前部の昇降口を入ると、すぐ右手にスタンプがセットされていました。「世界一楽しい片道きっぷ」の二番目のスタンプでした。早速押しました。
二番目のスタンプは宇津木優季でした。スタンプはどの車輌にもセットされている、ということですが、この鉄道は往路と復路を一輌ずつが走って那珂湊駅にてすれ違う形で運行されているので、スタンプは二個あって双方の車輌にセットされているのだろうと考えました。
平成10年に製造された車輌なので、車内は真新しい感じがまだありました。

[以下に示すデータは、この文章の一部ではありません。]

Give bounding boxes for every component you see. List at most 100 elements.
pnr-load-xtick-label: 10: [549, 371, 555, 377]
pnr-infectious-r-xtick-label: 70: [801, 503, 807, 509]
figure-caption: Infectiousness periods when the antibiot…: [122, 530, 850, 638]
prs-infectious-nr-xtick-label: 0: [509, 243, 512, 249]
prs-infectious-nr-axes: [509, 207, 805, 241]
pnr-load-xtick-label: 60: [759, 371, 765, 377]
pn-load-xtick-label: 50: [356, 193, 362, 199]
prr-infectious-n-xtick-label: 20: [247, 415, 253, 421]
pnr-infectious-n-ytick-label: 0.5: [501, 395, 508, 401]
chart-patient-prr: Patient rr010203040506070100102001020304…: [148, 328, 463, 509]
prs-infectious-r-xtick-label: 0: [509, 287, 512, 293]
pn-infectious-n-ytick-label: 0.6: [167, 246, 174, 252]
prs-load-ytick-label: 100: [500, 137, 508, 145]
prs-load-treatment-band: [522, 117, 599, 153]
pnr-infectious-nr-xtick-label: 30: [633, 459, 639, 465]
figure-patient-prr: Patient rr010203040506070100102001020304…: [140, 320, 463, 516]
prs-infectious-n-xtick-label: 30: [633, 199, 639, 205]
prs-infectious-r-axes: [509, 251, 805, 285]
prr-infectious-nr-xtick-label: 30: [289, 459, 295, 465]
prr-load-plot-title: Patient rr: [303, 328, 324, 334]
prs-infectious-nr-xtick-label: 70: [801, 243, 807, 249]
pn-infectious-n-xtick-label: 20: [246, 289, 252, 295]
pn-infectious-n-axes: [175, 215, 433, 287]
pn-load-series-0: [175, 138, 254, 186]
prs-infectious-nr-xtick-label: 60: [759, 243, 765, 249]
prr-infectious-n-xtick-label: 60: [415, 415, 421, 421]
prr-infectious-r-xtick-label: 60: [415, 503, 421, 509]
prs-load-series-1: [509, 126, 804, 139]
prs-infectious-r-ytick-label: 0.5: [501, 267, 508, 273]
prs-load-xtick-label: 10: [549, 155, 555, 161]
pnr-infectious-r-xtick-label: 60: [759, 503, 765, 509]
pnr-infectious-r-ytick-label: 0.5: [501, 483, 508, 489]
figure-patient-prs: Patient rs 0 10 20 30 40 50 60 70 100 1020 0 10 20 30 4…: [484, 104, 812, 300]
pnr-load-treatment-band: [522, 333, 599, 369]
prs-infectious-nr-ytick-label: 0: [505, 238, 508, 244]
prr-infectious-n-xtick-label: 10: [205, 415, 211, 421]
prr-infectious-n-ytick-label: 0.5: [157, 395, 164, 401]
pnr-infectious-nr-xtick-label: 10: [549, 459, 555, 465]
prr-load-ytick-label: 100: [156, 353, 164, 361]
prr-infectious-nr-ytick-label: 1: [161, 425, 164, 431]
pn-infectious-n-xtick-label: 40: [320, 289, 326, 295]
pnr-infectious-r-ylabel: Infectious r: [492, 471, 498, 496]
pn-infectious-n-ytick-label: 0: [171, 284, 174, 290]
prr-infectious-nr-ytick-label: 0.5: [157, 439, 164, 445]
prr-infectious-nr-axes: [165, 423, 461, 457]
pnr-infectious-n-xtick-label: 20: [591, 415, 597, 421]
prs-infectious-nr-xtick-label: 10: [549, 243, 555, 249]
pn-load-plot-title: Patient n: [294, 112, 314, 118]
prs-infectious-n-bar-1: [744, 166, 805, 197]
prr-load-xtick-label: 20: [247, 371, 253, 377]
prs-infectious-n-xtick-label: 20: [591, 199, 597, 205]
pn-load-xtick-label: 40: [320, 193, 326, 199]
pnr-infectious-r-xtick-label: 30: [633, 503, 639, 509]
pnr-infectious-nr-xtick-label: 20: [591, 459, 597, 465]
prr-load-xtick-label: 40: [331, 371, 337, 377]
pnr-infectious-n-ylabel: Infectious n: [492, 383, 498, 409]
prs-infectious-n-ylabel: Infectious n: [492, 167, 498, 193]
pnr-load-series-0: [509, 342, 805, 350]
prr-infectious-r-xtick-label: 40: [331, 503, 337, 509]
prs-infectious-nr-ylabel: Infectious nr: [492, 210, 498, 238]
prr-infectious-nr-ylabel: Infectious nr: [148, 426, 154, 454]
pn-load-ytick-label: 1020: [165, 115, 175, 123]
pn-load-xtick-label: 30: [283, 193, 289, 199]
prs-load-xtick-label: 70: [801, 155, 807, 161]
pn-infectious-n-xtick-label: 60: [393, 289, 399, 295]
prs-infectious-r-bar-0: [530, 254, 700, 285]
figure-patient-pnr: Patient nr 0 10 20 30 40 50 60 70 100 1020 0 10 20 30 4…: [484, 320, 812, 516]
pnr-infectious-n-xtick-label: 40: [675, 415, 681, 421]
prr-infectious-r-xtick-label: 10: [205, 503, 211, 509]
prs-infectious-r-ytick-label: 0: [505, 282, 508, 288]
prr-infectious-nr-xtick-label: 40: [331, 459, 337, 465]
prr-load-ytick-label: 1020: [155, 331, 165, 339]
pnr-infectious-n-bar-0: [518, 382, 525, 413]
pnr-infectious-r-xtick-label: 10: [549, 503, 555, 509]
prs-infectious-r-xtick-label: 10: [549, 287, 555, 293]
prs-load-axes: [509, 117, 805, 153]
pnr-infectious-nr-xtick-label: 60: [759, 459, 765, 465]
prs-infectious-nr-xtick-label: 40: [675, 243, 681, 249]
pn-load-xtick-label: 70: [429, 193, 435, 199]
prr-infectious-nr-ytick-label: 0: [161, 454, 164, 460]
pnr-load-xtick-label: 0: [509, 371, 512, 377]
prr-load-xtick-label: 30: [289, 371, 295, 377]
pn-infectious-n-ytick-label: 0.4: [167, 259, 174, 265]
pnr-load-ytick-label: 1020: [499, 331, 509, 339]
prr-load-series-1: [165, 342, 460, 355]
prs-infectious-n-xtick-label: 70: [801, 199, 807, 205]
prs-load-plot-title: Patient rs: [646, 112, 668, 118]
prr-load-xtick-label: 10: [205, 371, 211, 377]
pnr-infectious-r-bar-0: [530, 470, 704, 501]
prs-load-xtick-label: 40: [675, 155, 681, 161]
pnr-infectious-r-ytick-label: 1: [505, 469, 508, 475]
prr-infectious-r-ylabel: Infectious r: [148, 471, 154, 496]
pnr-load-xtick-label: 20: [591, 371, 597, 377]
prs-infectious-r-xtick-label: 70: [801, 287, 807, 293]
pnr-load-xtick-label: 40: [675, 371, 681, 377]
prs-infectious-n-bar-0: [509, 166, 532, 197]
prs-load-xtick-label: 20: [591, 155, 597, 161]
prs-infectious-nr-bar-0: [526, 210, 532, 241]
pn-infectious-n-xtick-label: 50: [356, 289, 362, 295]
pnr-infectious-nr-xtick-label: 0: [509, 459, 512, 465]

昇降口の内部に運賃箱がセットされているのが、地域鉄道のワンマンカーらしさを感じさせますが、実際には運転手と車掌の二名で運行される場合もあるようです。
勝田の次は日工前でした。「にっこうまえ」の読みから「日本工業前」のような名称を連想しましたが、正確には「日立工機」でありました。もとは日立工機従業員の専用駅であったのが、いまでは一般客も利用出来る駅となっています。駅名表示板のデザインには、日立工機にちなんで工場で使われている歯車、電動ドリル、電動ノコギリが表されています。
次の駅は金上でした。駅名表示板のデザインがどうみても飛行機と戦車にしか見えないので、自衛隊の基地が近くにあるのかな、と思いました。勝田駅でもらった資料をひらくと、陸上自衛隊の勝田駐屯地が近くにあることが分かりました。陸上自衛隊だから戦車はあるんだろうけど、飛行機も保有しているのかな、と思いました。
次の駅は中根でした。デザインはどうみても古代の矛と前方後円墳なので、有名な古墳が近くにあるのだと分かりました。その通り、駅から歩いて約25分のところに、関東地方を代表する壁画古墳として知られる虎塚古墳があります。全長約56メートルの前方後円墳で、国の史跡に指定されています。春と秋に壁画公開があるので、機会があれば立ち寄ってみたいですね。
この中根駅から次の那珂湊駅までの区間は、ほぼ一直線となり、のどかに広がる水田地帯の中を走るのですが、そのあたりの景色や雰囲気が良くて、この鉄道が最も景色になる場所だろうな、と思いました。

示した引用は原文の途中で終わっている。